Which unexpected manufacturer created this stunning 1969 concept?
We all know what Bryan Adams was doing in the summer of ’69. But while the Canadian was taking delivery of his first real six-string, Opel’s new design director George Gallion was settling into the company’s new German studio, penning something that even the coachbuilders located 500 miles south would have been proud of.
Sparked by a Stuttgart supercar
The role of the new styling centre in Russelsheim – an exact copy of GM’s site in Michigan, albeit on a smaller scale – was to develop a recognisable design language for the brand. First came the Experimental GT then, in 1969, Gallion et al created the Coupé Diplomat concept as a response to the Mercedes C111 that was rumoured to be debuting at that year’s motor show in the neighbouring city of Frankfurt.
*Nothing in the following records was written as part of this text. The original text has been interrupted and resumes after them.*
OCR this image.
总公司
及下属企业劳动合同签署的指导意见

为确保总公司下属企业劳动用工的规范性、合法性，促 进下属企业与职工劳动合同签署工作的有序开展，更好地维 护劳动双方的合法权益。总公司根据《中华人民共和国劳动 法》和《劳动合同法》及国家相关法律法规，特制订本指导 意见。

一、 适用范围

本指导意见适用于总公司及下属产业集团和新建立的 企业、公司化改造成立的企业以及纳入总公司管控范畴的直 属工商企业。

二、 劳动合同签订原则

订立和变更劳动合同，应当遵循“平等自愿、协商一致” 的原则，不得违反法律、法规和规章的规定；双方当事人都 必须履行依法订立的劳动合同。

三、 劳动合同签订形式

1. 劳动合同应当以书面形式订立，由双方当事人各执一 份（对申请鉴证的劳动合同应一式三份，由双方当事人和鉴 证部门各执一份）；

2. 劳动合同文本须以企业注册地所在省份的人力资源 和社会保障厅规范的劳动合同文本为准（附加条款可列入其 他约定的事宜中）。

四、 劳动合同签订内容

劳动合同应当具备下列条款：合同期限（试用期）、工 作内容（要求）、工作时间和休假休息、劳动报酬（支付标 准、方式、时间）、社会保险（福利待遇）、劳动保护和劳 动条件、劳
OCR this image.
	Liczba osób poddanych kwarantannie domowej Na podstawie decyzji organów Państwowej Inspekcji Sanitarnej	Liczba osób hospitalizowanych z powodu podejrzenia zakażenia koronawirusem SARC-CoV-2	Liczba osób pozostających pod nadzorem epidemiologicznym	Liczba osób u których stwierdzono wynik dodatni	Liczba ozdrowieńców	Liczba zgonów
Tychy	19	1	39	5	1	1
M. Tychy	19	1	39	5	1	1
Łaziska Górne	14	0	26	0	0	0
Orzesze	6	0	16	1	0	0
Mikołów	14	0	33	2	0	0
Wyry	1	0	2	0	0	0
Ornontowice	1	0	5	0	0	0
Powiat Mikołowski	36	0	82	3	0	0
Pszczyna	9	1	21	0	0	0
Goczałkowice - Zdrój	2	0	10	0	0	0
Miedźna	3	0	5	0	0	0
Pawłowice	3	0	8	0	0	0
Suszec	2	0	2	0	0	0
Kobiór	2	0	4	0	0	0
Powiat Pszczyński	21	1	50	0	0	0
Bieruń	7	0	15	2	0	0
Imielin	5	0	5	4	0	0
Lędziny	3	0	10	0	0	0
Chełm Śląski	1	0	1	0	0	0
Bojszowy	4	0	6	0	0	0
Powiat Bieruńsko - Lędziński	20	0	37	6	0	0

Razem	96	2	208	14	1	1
Taking the 5.4-litre V8 and associated mechanicals from the traditionally styled Opel Diplomat, Gallion topped them with sumptuous candy red bodywork. The simple lines formed a work of art by themselves – but the focal point was the glass canopy that lifted forward in a single piece, incorporating windscreen, roof, side windows and doors. As such, it was free of vision-obscuring A-pillars, but the preferred viewpoint undoubtedly remained on the outside, admiring the car's external lines.
Left with a Bitter taste
A healthy reception at Frankfurt led to GM commissioning Pietro Frua to develop two production-realistic (i.e. sans-canopy) prototypes, but ultimately it was former racing driver Erich Bitter that took up the real-world reins of the idea. He created a new company specifically to market the CD (with production subcontracted to Baur), though by this time a little of the car’s charm had been lost in the design translation.
In its original form, the CD is remembered as Opel’s most beautiful concept car. Not only did it inspire one man to invest a fortune into making it more widely available – it also proved to other European manufacturers that the path to simplistic beauty needn’t necessarily originate in Italy.